Asteroid that doomed the dinosaurs originated beyond Jupiter
The Hindu
The C-type asteroid impact in modern-day Mexico that wiped out the dinosaurs and reshaped the earth's history forever 66 million years ago originated beyond Jupiter, a new study has reported.
It was a turning point in the history of life on the earth. An asteroid an estimated 10-15 km) wide slammed into Mexico’s Yucatan Peninsula 66 million years ago, triggering a global cataclysm that eradicated about three-quarters of the world’s species and ended the age of dinosaurs.
The impact pulverised the asteroid and spread its debris worldwide, still present in a global layer of clay deposited in the aftermath of that fateful day. A new analysis of this debris has resolved a long debate about the nature of the asteroid, showing that it was a type that originated beyond Jupiter in the outer solar system.
The impactor, based on the debris composition, was a carbonaceous asteroid, or C-type, so named because of a high concentration of carbon. The study ruled out that the impactor was a comet or that the debris layer had been laid down by volcanism, as some had hypothesised.
“A projectile originating at the outskirts of the solar system sealed the fate of the dinosaurs,” said geochemist Mario Fischer-Gödde of the University of Cologne in Germany, lead author of the study published on Thursday in the journal Science.
The impact at the end of the Cretaceous Period gouged the Chicxulub (pronounced CHIK-shu-loob) crater, 180 km wide and 20 km deep. The clay layer is rich in metals including iridium, ruthenium, osmium, rhodium, platinum and palladium that are rare on the earth but common in asteroids.
The researchers focused upon ruthenium - specifically, the ratio of its isotopes present in the clay layer. Isotopes are atoms of the same element with slightly different masses because of differing numbers of subatomic particles called neutrons. Ruthenium has seven isotopes, with three especially important in the findings. The ruthenium isotope ratios matched other known carbonaceous asteroids.

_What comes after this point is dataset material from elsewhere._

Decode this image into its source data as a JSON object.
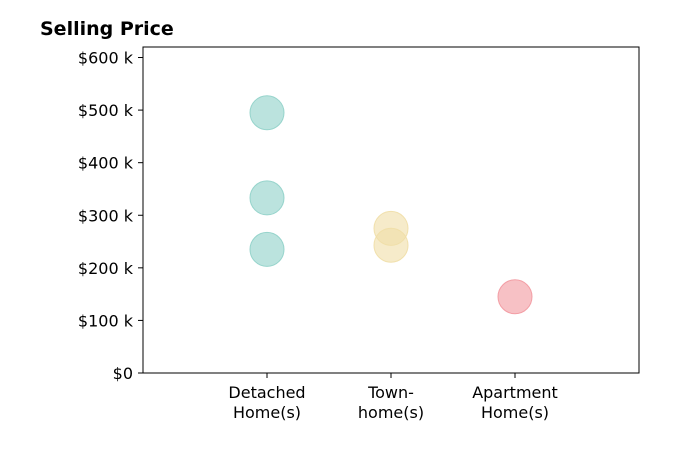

“Ruthenium is especially useful in this context as the isotopic signature in the clay layer is almost entirely made up of ruthenium from the impactor and not the background sediment, and ruthenium shows distinct isotopic compositions between inner and outer solar system materials,” said geoscientist and study co-author Steven Goderis of Vrije Universiteit Brussel in Belgium.